Was ist aber wenn sie auf den Welpen zugehen und er geduckt den Rückwärtsgang einlegt und sich irgendwohin flüchtet? Dann kann ich ihnen sagen, dass dieser Welpe ganz bestimmt schlechte Erfahrungen mit Menschen gemacht hat und sie sollten sich an dieser Stelle lieber einen anderen Züchter suchen. Genau das gleiche gilt wenn sie den Welpen streicheln möchten und er versucht diesen Kontakt unbedingt zu vermeiden.

Ein seriöser Züchter würde diese Probleme in der Prägungsphase erkennen und behutsam und mit viel Einfühlungsvermögen versuchen den Welpen in die richtige Richtung zu lenken.
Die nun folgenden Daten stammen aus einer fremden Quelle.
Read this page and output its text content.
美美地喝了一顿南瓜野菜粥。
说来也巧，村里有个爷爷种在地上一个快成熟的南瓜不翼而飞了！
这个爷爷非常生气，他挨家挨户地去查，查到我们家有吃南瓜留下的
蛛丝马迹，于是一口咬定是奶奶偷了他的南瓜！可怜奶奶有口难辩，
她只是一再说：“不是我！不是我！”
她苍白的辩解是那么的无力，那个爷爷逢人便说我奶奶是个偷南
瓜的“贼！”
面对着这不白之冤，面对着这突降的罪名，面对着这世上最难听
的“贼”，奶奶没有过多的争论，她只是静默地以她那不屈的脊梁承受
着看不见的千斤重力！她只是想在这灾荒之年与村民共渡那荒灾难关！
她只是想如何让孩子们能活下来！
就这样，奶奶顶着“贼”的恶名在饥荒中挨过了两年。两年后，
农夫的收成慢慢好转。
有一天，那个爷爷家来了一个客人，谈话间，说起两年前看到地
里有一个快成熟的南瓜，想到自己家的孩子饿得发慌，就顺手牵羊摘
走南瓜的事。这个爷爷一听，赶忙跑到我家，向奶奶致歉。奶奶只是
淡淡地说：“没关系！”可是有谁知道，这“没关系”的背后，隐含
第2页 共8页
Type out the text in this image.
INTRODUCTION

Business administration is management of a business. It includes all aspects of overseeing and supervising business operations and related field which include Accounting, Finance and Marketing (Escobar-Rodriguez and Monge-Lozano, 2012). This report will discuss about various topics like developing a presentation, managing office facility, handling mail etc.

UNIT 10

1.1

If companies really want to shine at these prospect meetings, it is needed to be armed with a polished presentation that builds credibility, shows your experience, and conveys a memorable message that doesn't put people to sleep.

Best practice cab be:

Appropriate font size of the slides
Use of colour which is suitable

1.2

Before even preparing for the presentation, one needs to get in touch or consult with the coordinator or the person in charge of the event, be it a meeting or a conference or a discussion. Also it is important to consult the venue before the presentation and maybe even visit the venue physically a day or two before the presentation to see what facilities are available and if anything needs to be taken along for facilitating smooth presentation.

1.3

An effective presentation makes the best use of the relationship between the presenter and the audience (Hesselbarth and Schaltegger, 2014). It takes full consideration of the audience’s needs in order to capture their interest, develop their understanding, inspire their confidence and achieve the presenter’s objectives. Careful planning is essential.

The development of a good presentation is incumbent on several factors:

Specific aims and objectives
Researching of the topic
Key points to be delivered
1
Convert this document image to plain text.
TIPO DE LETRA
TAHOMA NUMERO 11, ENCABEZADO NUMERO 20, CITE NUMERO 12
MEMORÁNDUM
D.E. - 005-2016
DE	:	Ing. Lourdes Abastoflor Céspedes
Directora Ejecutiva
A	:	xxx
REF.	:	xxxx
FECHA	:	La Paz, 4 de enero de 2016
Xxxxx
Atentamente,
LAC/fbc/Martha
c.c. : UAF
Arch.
Den Kontakt zu Menschen würde er dann behutsam mit Streichelübungen und der gleichen trainieren um langsam den Kontakt zum Welpen aufzubauen.

Das Ende der Prägungsphase beim Welpen

Am Ende hat der Welpe also viele neue Erfahrungen und Eindrücke gesammelt. Er ist an verschiedene Menschen und Tiere gewöhnt und zeigt keinerlei Ängste mehr vor ihnen. Er sollte weiterhin allem neuem gegenüber neugierig und aufgeschlossen sein. Im Garten hat der Welpe bereits verschiedene Untergründe kennengelernt und kann auf ihnen laufen. Vielleicht hat er auch schon wackelige Untergründe kennengelernt und steht auf ihnen sicher. Er kennt die Alltagsgeräusche und kann mit ihnen ohne Probleme umgehen. Vielleicht schaut er noch ab und zu neugierig in ihre Richtung, dies aber ohne ängstlich zu wirken. Nach Ende der Welpenprägung beginnt nun, mit Anfang der achten Woche eine weitere Entwicklungsphase beim Welpen, die Sozialisierungsphase.